Yeah, it’s easy to shit on Americans about being ignorant of history. But this person’s point is largely true. The US has had the same constitution in effect for nearly 250 years. It is the oldest written constitution on Earth still in effect. Most nations have revolutions or complete rewrites of their foundational legal documents long before they reach this point.
And this is also why the US has such political instability right now. We have a Constitution that was written for the needs of 250 years ago. It was formed from a series of compromises that made sense in the politics of 250 years ago. At this point, we really should scrap it entirely and start from scratch. Having the world’s oldest Constitution really isn’t something worth bragging over; it just means you’re running obsolete software.
What they really mean is that the US has the oldest still active Constitution in the world. The UK has existed in a continuous government for far longer, but they don’t have a written Constitution like the US does.
Even if that is what they meant, and even if the UK doesn’t count for whatever reason, this would still be incorrect. The constitution of San Marino dates from 1600.

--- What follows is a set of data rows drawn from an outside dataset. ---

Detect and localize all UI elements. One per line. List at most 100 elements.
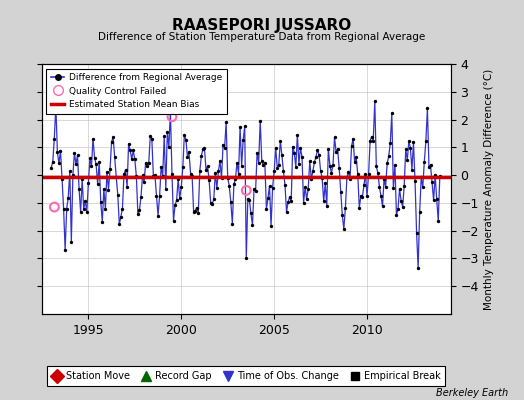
Point	[182, 136, 190, 143]
Point	[83, 209, 91, 215]
Point	[405, 138, 413, 144]
Point	[100, 186, 108, 192]
Point	[381, 184, 390, 190]
Point	[56, 148, 64, 154]
Point	[53, 149, 62, 156]
Point	[428, 179, 436, 186]
Point	[78, 176, 86, 182]
Point	[86, 155, 94, 161]
Point	[395, 186, 403, 192]
Point	[156, 193, 164, 199]
Point	[414, 265, 422, 271]
Point	[392, 212, 401, 218]
Point	[225, 182, 233, 189]
Point	[282, 209, 291, 215]
Point	[118, 206, 127, 212]
Point	[114, 192, 122, 198]
Point	[157, 164, 165, 170]
Point	[369, 138, 377, 144]
Point	[92, 161, 100, 168]
Point	[50, 204, 59, 210]
Point	[216, 158, 224, 164]
Point	[62, 206, 71, 212]
Point	[233, 160, 241, 166]
Point	[168, 114, 176, 120]
Point	[383, 160, 391, 167]
Point	[340, 226, 348, 232]
Point	[221, 144, 229, 151]
Point	[59, 206, 68, 212]
Point	[103, 169, 111, 175]
Point	[143, 162, 151, 169]
Point	[217, 175, 226, 181]
Point	[66, 168, 74, 175]
Point	[252, 188, 260, 194]
Point	[326, 162, 334, 169]
Point	[192, 204, 201, 211]
Point	[211, 170, 220, 176]
Point	[264, 195, 272, 201]
Point	[260, 160, 269, 166]
Point	[224, 175, 232, 181]
Point	[237, 163, 246, 169]
Point	[213, 184, 221, 191]
Point	[380, 176, 388, 182]
Point	[377, 192, 385, 199]
Point	[117, 214, 125, 220]
Point	[90, 155, 99, 161]
Point	[412, 229, 421, 236]
Point	[107, 138, 116, 145]
Point	[160, 133, 168, 139]
Point	[406, 145, 414, 151]
Point	[328, 170, 336, 176]
Point	[115, 221, 124, 227]
Point	[169, 218, 178, 224]
Point	[80, 206, 88, 212]
Point	[177, 184, 185, 191]
Text: RAASEPORI JUSSARO: RAASEPORI JUSSARO	[172, 18, 352, 33]
Point	[67, 238, 75, 245]
Point	[195, 167, 204, 174]
Point	[154, 212, 162, 219]
Text: Difference of Station Temperature Data from Regional Average: Difference of Station Temperature Data f…	[99, 32, 425, 42]
Point	[75, 186, 83, 192]
Point	[200, 145, 209, 151]
Point	[287, 198, 296, 204]
Point	[375, 184, 384, 190]
Point	[231, 176, 239, 182]
Point	[262, 206, 270, 212]
Text: Berkeley Earth: Berkeley Earth	[436, 388, 508, 398]
Point	[176, 195, 184, 202]
Point	[363, 193, 371, 199]
Y-axis label: Monthly Temperature Anomaly Difference (°C): Monthly Temperature Anomaly Difference (…	[484, 68, 494, 310]
Point	[344, 169, 353, 175]
Point	[58, 176, 66, 182]
Point	[98, 219, 106, 225]
Point	[203, 163, 212, 170]
Point	[130, 156, 139, 162]
Point	[141, 160, 150, 166]
Point	[206, 200, 215, 206]
Point	[259, 162, 267, 168]
Point	[313, 147, 322, 153]
Point	[73, 152, 82, 158]
Point	[234, 170, 243, 177]
Point	[316, 168, 325, 174]
Point	[202, 167, 210, 174]
Point	[366, 138, 374, 144]
Point	[137, 193, 145, 200]
Point	[309, 168, 317, 174]
Point	[135, 207, 144, 214]
Point	[214, 168, 223, 174]
Point	[190, 209, 198, 216]
Point	[188, 172, 196, 179]
Point	[400, 183, 408, 189]
Point	[389, 185, 398, 192]
Point	[349, 136, 357, 142]
Point	[47, 164, 56, 171]
Point	[104, 186, 113, 193]
Point	[158, 172, 167, 179]
Point	[352, 154, 361, 161]
Point	[140, 179, 148, 186]
Point	[185, 149, 193, 155]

I’m all for giving people the benefit of doubt, but no. They don’t “really mean” that, otherwise they would have written “constitution” somewhere, and not wrote “has had” when they mean “currently active”.
It’s possible they misremembered someone who had a point, true, but they do not.
In the case of the US, yes. The US started out as 13 independent countries. It was only the Articles of Confederation and later the Constitution that defined the US as a country. Disband the US constitution tomorrow, and the US becomes 50 independent countries.
In the case of the US, yes.
Even then, not really.
We celebrate July 4, 1776, the creation of our national identity independent from England, not June 21, 1788, when our constitution took effect.
And this is not even true as there have been change. Black people where a quarter of a person at one point. Women couldn’t vote. So to say the US has had the same law for 250 years is also bullshit.
Black people where a quarter of a person at one point.
It’s worse than that. The fraction you’re referring to is 1/5 and they weren’t considered people at all, they were slaves. Slaves were not considered people in terms of rights, but the number of congressmen (and also EC electors) a state had added the slave population divided by five.
So slave states had more power in congress and more voting power to determine who would be president proportional to how many slaves they had. More slaves = more “democratic” power for the slave owners.
Slaves had no rights, but slave owners had more power from that evil 1/5 rule.